Saute the onions in olive oil on medium low heat in a large pan, and once they turn translucent, add in the mushrooms. After 5-7 minutes, throw in the greens as well, and cook until everything is softened and tender.
Meanwhile, blend the herbs and spices in with the eggs. When the veggies are cooked, mix all the filling ingredients together.
To assemble the tart, roll out the larger piece of dough and place it in an oiled baking pan or round baking sheet. Spoon the filling onto it (try to keep it piled in the middle, not too far from the edges, at least at first). Next, roll out the other piece of dough and layer it on top. You should be able to fold over the edges of the bottom piece of dough on top of the top layer’s edges and pinch to seal.
Brush the whole thing with a little olive oil, and then use a knife to poke some vents for steam to escape.
Bake for 10 minutes then reduce the heat to 350 degrees F and bake another 25 minutes or so. As Grant writes, “the tart is done when the crust begins to turn golden and the delicious aroma fills your kitchen.”

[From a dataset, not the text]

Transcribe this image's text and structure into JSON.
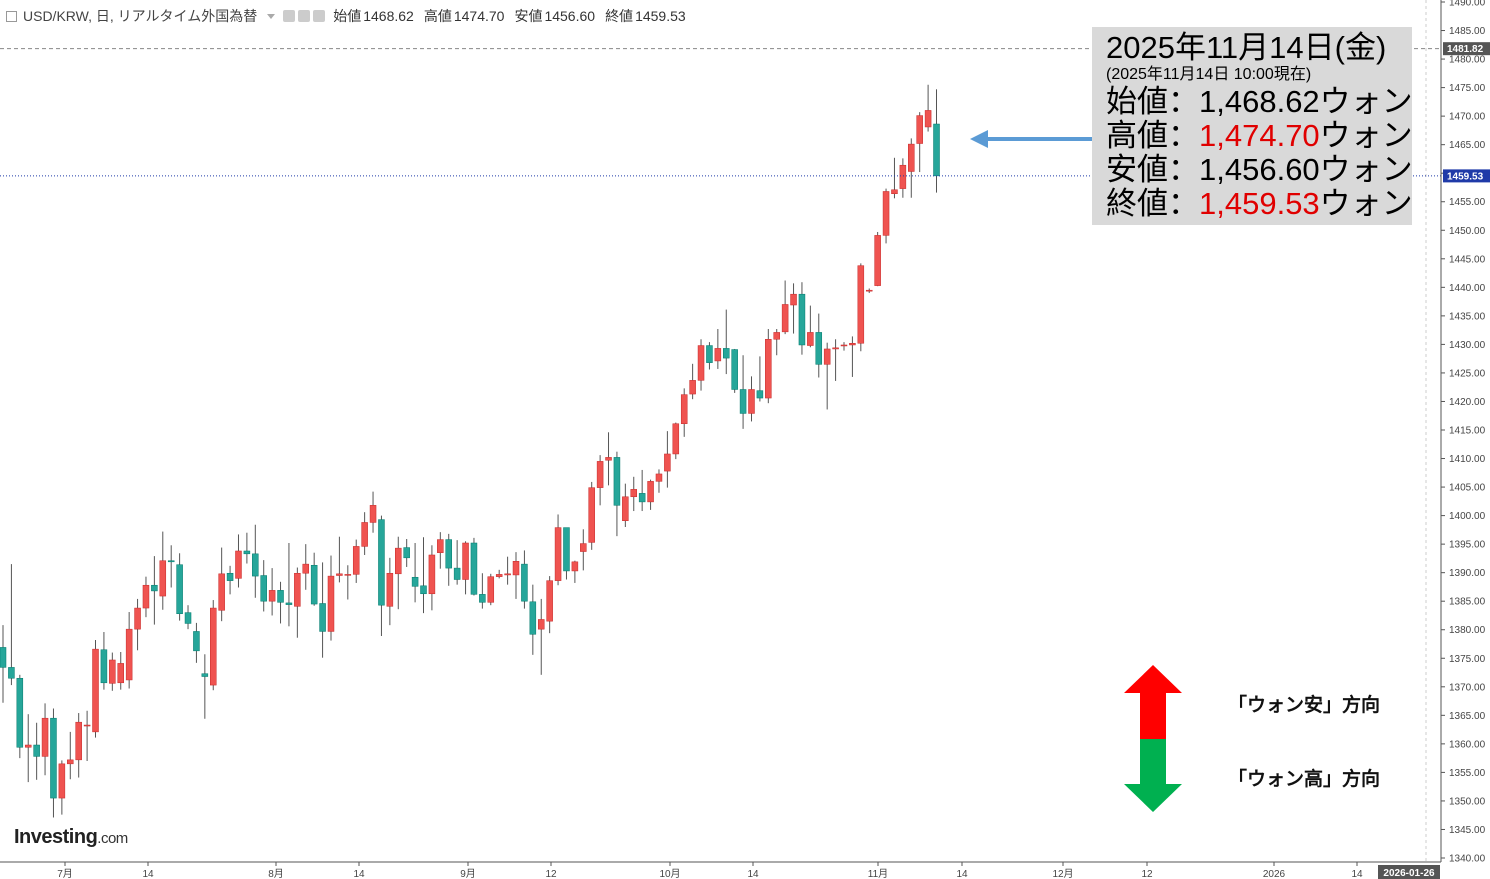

She recommends flipping the tart out onto a clean towel, then turning it right side up but keeping it wrapped in the towel for 10 minutes or so before placing it on a cooling rack (this helps keep the crust from getting too hard).

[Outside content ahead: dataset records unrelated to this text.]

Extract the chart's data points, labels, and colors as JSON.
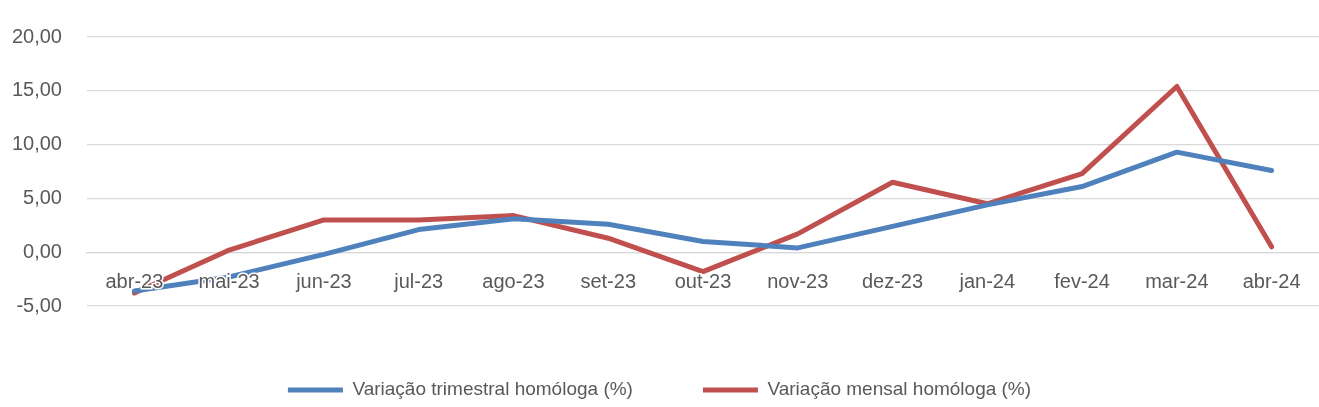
{
  "chart_data": {
    "type": "line",
    "categories": [
      "abr-23",
      "mai-23",
      "jun-23",
      "jul-23",
      "ago-23",
      "set-23",
      "out-23",
      "nov-23",
      "dez-23",
      "jan-24",
      "fev-24",
      "mar-24",
      "abr-24"
    ],
    "series": [
      {
        "name": "Variação trimestral homóloga (%)",
        "color": "#4f81bd",
        "values": [
          -3.6,
          -2.3,
          -0.2,
          2.1,
          3.1,
          2.6,
          1.0,
          0.4,
          2.4,
          4.4,
          6.1,
          9.3,
          7.6
        ]
      },
      {
        "name": "Variação mensal homóloga (%)",
        "color": "#c0504d",
        "values": [
          -3.8,
          0.2,
          3.0,
          3.0,
          3.4,
          1.3,
          -1.8,
          1.7,
          6.5,
          4.5,
          7.3,
          15.4,
          0.5
        ]
      }
    ],
    "ylim": [
      -5,
      20
    ],
    "yticks": [
      {
        "value": -5,
        "label": "-5,00"
      },
      {
        "value": 0,
        "label": "0,00"
      },
      {
        "value": 5,
        "label": "5,00"
      },
      {
        "value": 10,
        "label": "10,00"
      },
      {
        "value": 15,
        "label": "15,00"
      },
      {
        "value": 20,
        "label": "20,00"
      }
    ],
    "grid": "y",
    "legend": "bottom"
  }
}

Genoa was a sea power and a key player in trade with the Eastern Mediterranean (and points east) as well as the Crusades, so it’s reasonable to assume that some of its food traditions might have something in common with those of the southern shores of the Mediterranean. Grant notes that other Ligurian tart variations include one filled with rice and another that is made with pine nuts and raisins. Arab cuisine is no stranger to putting raisins in savory dishes and stuffing things with rice, for sure, but I wondered if there were even more specific dishes along the lines of these Ligurian tarts that crop up in Middle Eastern or North African cookery.
Browsing through Lilia Zaouali’s Medieval Cuisine of the Islamic World, two recipes caught my eye, both from the 13th century Cairene cookbook I’ve blogged about before. One is a cheese pastry, or mujabbana, which calls for mixing cheese, eggs, and herbs and spices, and layering these between two layers of dough (just as indicated above, with the Ligurian pastry). The second isn’t actually a tart, just a cake with cheese and egg that’s quite similar to the mujabbana without the pastry shell.
What I find most interesting about the latter was Zaouali’s note that the dish is often attributed to a Sicilian recipe, because of substantial waves of immigration from Italy to Tunisia in the 19th and 20th centuries. But of course, as she points out, if the recipe shows up in a North African cookbook in the 13th century, it would seem that its genealogy has significantly older roots than that in Arab cookery itself. I would need to dig a bit more into Italian (or specifically, Genoese or Ligurian) cuisine during the medieval period to really hypothesize about who borrowed from whom. But it seems plausible to me that the basic model of layering eggs and cheese with herbs in a simple savory pastry might have crossed the Mediterranean at some point in the late medieval or early modern period and been spruced up with the local wild greens and herbs of the Ligurian countryside.